Obwohl ich kein Freund von Metzel-Thriller-Handlungen bin, in denen die Ermittler mit quatschendem Ton ihrer Schuhsohlen durch gerinnende Blutlachen waten, lasse ich mich von Nesbøs Thrillern stets gern fesseln. Er konstruiert seine Plots raffiniert und führt eine immense Zahl von Personen ein. Auch wenn die zahlreichen Wendungen weder neu noch besonders realistisch wirken, behält Nesbø alle Handlungsfäden fest im Griff und hat bis zum letzten Moment immer noch einen Trumpf in der Hand. Selbst Leser, die bisher keine Hole-Krimis gelesen haben, erhalten die Chance, die Figuren und ihre Verbindungen aus der Vergangenheit kennenzulernen. Jeder wird anhand seiner individuellen Beziehung zu einer weiteren handelnden Person vorgestellt, seien es vergangene Liebesaffären, gegenseitige Verpflichtungen oder noch nicht ausgestandene Konflikte.
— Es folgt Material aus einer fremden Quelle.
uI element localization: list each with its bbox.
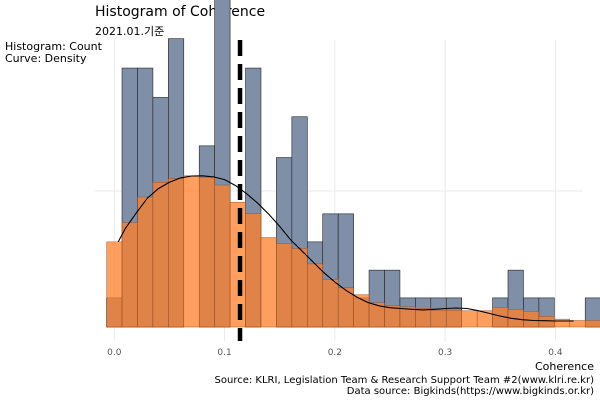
chart-subtitle: 2021.01.기준 [95, 25, 165, 38]
density-curve [117, 175, 574, 322]
density-bar [168, 178, 184, 328]
density-bar [106, 241, 123, 328]
x-tick-label: 0.3 [438, 348, 452, 358]
density-curve-layer [117, 175, 574, 322]
x-axis-label: Coherence [535, 360, 594, 373]
y-axis-note: Histogram: Count Curve: Density [5, 41, 102, 65]
density-bar [183, 175, 200, 328]
density-bar [137, 196, 154, 328]
density-bar [276, 243, 293, 328]
x-tick-label: 0.1 [217, 348, 231, 358]
density-bar [538, 316, 555, 328]
density-bar [554, 318, 570, 328]
density-bar [291, 248, 308, 328]
caption-source: Source: KLRI, Legislation Team & Researc… [214, 375, 594, 386]
density-bar [307, 263, 323, 328]
caption-data-source: Data source: Bigkinds(https://www.bigkin… [346, 386, 594, 397]
x-tick-label: 0.0 [107, 348, 122, 358]
density-bar [121, 222, 138, 328]
density-bar [461, 310, 478, 328]
density-bar [585, 320, 600, 328]
x-tick-label: 0.2 [328, 348, 342, 358]
density-bar [260, 237, 277, 328]
density-bar [199, 176, 215, 328]
density-bar [523, 311, 540, 328]
y-note-curve: Curve: Density [5, 52, 87, 65]
density-bar [415, 308, 432, 328]
density-bar [245, 213, 262, 328]
density-bar [446, 309, 462, 328]
density-bar [322, 279, 339, 328]
x-tick-labels: 0.0 0.1 0.2 0.3 0.4 [107, 348, 563, 358]
density-bar [152, 182, 169, 328]
x-tick-label: 0.4 [548, 348, 563, 358]
density-bar [214, 184, 231, 328]
y-note-histogram: Histogram: Count [5, 40, 102, 53]
density-bar [430, 309, 447, 328]
density-bars [106, 175, 600, 328]
source-caption: Source: KLRI, Legislation Team & Researc… [215, 375, 594, 397]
Zum Ende des Plots sehen nicht nur die Ermittler überall Verrat und Intrige, sondern vermutlich auch Nesbøs Leser. Herausragende Figuren waren für mich diesem Band der anfangs noch undurchsichtige neue Kollege Anders Wyller, die jugendliche Aurora und der Psychotherapeut Ståle Aune, aus vorhergehenden Bänden vertraut als Harrys Therapeut. Die Vorgängerbände muss man nicht kennen, um sich vom elften Band der Reihe fesseln zu lassen, die Kenntnis nützt jedoch dem Lesegenuss.

Nesbø hat es in teils leicht spöttischem Ton wieder geschafft, mir seinen soziopathischen Serienmörder direkt in den Nacken atmen zu lassen, so dass sich mir die Härchen dort steil aufstellten.